Two men held in Austria for suspected links to the Paris attacks are not French, a source close to the investigation told AFP Thursday, denying media reports about their nationality.
Two men held in Austria for suspected links to the Paris attacks are not French, a source close to the investigation told AFP Thursday, denying media reports about their nationality.
The two men arrested at the weekend at a refugee centre in the western city of Salzburg "are not French, but are an Algerian and a Pakistani," the source said, asking not to be named.
Salzburg prosecutors had on Wednesday said the two had "arrived from the Middle East" with officials probing "indications of a possible link" to the November 13 Paris attacks.

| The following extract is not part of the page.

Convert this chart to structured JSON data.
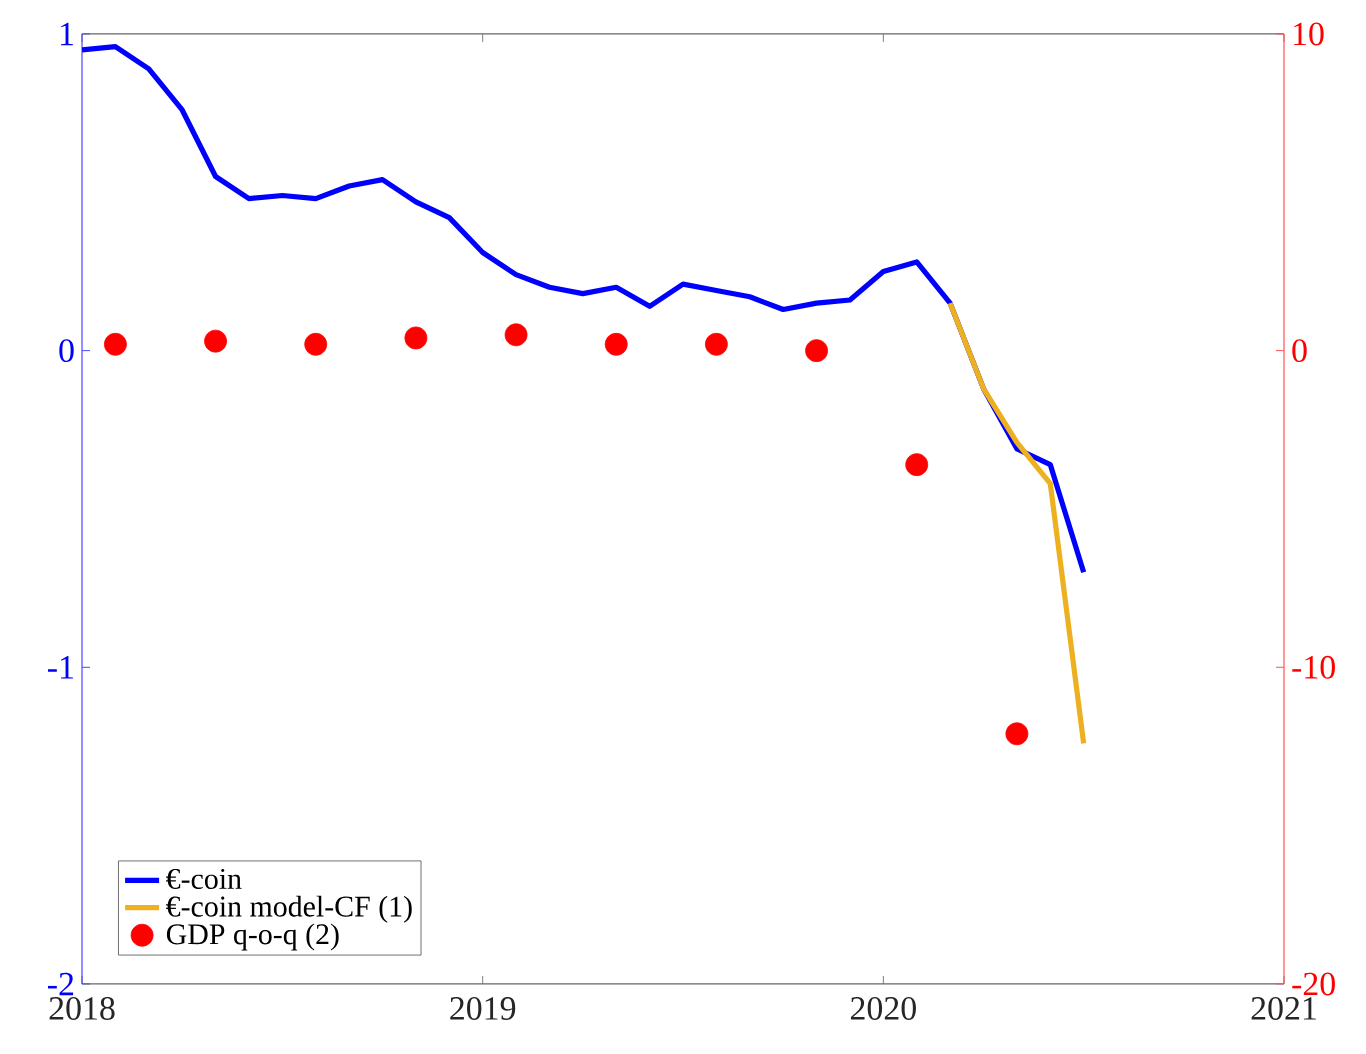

The arrests reportedly came after a tip-off from French police and the source said Thursday that French investigators had travelled to Salzburg to question the men.
The Kronen-Zeitung tabloid, which first reported the arrests, had said the two were French and were holding fake Syrian passports.
The paper said they arrived in October together with members of the cell behind the Paris attacks as part of the huge wave of migrants who have entered Austria from the Balkans this year.
Salah Abdeslam, the fugitive 26-year-old French citizen thought to have played a key logistical role in the attacks, was known to have been in Austria on September 9.
According to the Austrian authorities, he was pulled over in a routine traffic check on his way from Hungary to Germany. With him in the car, which had Belgian number plates, were two unidentified men. They were all allowed to continue.